Matt Perryman Matt Perryman

Book Review: The Reactive Training Manual

I don’t tend to buy a lot of fitness/sports/strength-related products. Don’t get me wrong, I have a shelf full of books and a hard drive full of documents – I love reading about all this stuff.

What I mean is that in terms of the sheer amount of products out there, and what I tend to see people actually shelling out money for, I don’t buy a lot of things.

It’s just not common for me to see something that interests me enough to bother with. Even the stuff that looks interesting can turn out to be lukewarm, worth a read but not worth the cost. So it goes.

That said, if it’s on the right subject I’ll still get worked up. When I first read that Mike was putting this together, I got excited.

Over on his board (, Mike had been discussing a pet interest of mine – namely, how to regulate training on the fly, using feedback indicators. For obvious reasons, having such a system in place would be very useful, both for my own training and in training others.

The core of this system is the Rating of Perceived Exertion (RPE), which is a sliding scale of, well, perceived intensity. There’s been a good bit of research interest on this front recently, which has demonstrated that RPEs are pretty accurate when it comes to assessing relative intensity and capability with a given weight. That is obviously a good thing.

For a few years now, I’ve been using some variation on this idea after reading about it in Siff’s Supertraining. I can’t say I ever really recorded RPE numbers in any formal sense, but I did try to keep aware of the subjective difficulty. It’s a trick I experimented with back when I tried a hand at the online consulting gig, and it has benefits. Along with the Rating of Technique (paying attention to form), you can get a pretty good picture of how solid any given set was (or wasn’t).

That’s the gist of Mike’s RTS approach, and this is something I could get excited about. After some minor shipping issues (people don’t like sending things to Australia, apparently) and I’d have to say that overall he did a pretty good job of discussing the topic.

The premise is simple: at any given moment in time, your relative capability is going to vary. Life happens, and the body’s responses aren’t always going to fit any written-down program no matter how much we’d like it to. I wrote about this a few weeks ago before I got bored of blogging and went all emo.

So we have to adapt. The RPE numbers are where we start, using them to gauge our relative capacity on any given day. Mike lays out what I thought was a very good progression, from basic implementation to more advanced use of the concept. If you follow his steps as he outlines, adding bits and pieces with each step, you’re going to end up in a pretty good spot. It’s a good treatment of periodization, for those of you that like to see that kind of thing in practice.

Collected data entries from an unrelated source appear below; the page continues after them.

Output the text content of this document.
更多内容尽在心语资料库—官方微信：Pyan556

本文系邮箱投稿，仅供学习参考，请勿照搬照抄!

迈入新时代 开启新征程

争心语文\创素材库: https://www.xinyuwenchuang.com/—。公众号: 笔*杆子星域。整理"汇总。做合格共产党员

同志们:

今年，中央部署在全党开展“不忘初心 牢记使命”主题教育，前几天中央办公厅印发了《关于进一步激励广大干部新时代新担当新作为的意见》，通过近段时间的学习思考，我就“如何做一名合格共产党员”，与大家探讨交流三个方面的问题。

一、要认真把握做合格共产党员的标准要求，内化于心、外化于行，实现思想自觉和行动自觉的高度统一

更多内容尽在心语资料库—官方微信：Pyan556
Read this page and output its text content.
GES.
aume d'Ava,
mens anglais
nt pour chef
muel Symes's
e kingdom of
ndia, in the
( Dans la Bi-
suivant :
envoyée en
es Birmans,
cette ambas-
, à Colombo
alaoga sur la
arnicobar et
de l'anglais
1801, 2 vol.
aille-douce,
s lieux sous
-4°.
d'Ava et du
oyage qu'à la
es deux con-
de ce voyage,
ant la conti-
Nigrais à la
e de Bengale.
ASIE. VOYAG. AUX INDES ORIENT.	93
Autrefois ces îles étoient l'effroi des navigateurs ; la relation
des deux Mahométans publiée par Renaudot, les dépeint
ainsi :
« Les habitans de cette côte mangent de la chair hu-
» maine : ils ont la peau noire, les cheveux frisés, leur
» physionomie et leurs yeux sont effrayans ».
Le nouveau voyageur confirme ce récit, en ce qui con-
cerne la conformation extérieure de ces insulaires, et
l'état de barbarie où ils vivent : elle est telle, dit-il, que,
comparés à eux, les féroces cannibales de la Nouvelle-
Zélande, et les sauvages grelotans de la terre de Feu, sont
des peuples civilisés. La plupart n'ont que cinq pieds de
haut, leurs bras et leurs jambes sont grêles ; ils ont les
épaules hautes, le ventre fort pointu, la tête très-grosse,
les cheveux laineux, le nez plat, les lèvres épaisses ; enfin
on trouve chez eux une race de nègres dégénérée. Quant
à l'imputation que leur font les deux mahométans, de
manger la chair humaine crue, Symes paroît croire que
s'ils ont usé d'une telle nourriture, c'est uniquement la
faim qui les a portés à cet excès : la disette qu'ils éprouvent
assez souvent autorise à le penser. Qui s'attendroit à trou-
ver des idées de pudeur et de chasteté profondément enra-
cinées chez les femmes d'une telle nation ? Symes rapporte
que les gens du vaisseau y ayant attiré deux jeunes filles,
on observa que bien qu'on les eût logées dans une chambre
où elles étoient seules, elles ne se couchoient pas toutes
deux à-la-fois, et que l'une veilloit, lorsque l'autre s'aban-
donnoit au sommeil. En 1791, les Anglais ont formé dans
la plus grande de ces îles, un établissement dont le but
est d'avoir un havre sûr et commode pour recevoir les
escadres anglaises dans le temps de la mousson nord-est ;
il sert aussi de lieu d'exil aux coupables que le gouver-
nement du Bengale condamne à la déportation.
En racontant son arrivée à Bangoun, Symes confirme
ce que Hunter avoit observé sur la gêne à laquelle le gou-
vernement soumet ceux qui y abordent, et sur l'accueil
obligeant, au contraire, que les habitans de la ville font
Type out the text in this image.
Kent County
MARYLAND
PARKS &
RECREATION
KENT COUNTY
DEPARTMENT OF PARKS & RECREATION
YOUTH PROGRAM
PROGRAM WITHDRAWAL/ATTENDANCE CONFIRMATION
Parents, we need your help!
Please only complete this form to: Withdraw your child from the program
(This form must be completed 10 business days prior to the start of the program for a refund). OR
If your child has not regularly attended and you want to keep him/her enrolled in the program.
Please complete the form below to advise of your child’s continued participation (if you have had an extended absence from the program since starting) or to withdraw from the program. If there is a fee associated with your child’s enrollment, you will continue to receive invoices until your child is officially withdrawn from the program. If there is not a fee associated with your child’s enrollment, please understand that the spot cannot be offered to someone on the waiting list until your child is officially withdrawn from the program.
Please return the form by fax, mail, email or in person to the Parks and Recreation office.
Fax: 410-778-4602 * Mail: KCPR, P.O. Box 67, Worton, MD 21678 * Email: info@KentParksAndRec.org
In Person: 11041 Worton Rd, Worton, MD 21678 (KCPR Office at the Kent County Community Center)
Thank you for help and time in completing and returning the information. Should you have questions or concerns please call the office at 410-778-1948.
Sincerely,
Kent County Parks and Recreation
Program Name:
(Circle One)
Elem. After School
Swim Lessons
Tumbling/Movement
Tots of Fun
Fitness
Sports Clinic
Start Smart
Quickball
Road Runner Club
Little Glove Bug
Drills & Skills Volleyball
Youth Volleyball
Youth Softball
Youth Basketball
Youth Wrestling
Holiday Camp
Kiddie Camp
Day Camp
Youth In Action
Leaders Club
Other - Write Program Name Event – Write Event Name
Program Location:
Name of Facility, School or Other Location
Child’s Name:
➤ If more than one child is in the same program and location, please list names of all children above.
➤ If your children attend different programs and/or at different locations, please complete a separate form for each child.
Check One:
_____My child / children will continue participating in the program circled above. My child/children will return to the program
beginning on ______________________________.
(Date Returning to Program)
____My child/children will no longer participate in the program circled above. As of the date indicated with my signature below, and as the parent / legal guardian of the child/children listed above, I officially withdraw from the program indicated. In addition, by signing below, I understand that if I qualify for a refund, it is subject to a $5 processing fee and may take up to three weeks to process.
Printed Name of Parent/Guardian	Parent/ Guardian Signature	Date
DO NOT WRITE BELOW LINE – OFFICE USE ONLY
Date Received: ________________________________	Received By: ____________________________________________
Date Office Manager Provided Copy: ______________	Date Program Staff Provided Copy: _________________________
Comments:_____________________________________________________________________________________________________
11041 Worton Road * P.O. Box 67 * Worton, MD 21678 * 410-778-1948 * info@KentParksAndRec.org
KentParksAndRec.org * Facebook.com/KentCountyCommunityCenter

Mike’s stated goal here is to quantify and systematize the style of auto-regulating training that advanced lifters tend to do automatically. Any time you hear an advanced guy just say “shut up and lift, labcoat”, he’s got a point – people stress over the crap that doesn’t matter. Over on EliteFTS, this is a big thing you’ll hear Dave Tate and Jim Wendler talking about, how to move past the numbers and learn how to just “shut up and lift”.

At the same time, you can’t help but think there’s something that people just aren’t getting. That’s a gap that Mike and the RTS are trying to bridge. While I’m not convinced this book will do it by itself, it’ll carry a person a long ways towards it – if somebody doesn’t “get it” after reading this, they’re just not going to.

Mike also includes some spreadsheets for you to help with tracking and designing your routines, which is a nice bonus.

The drawbacks – fortunately, there’s not many. The book is geared towards powerlifters, and it’s written with that in mind. Great if you’re a powerlifter or closely-related strength athlete, but anybody else is going to have to actually *gasp* think some to apply this in other contexts.

Some of this will be re-hash if you’re one of those that knows everything about periodization. I got a little chuckle reading some of the old DB Hammer information (DB Hammer being a fictional guru created by a guy named Brad Nuttall a few years ago), but I couldn’t say much about that – DB/Nuttall’s information on auto-regulated training was something I actually did like.

But it did remind me of one big complaint I had about that – there’s no real research support for some of the numbers. It seems to be “just do this cause….it sounds good”. But I can look past that to a point. As long as it’s working empirically, I’m not really gonna bitch.

The book is tiny, smaller than I’d expected, but I can barely count that as a drawback considering the content.

There’s some real gems in this book, and if you’re interested in periodization, auto-regulated training, or any kind of strength athlete or coach, you’d be doing yourself a favor to pick this up.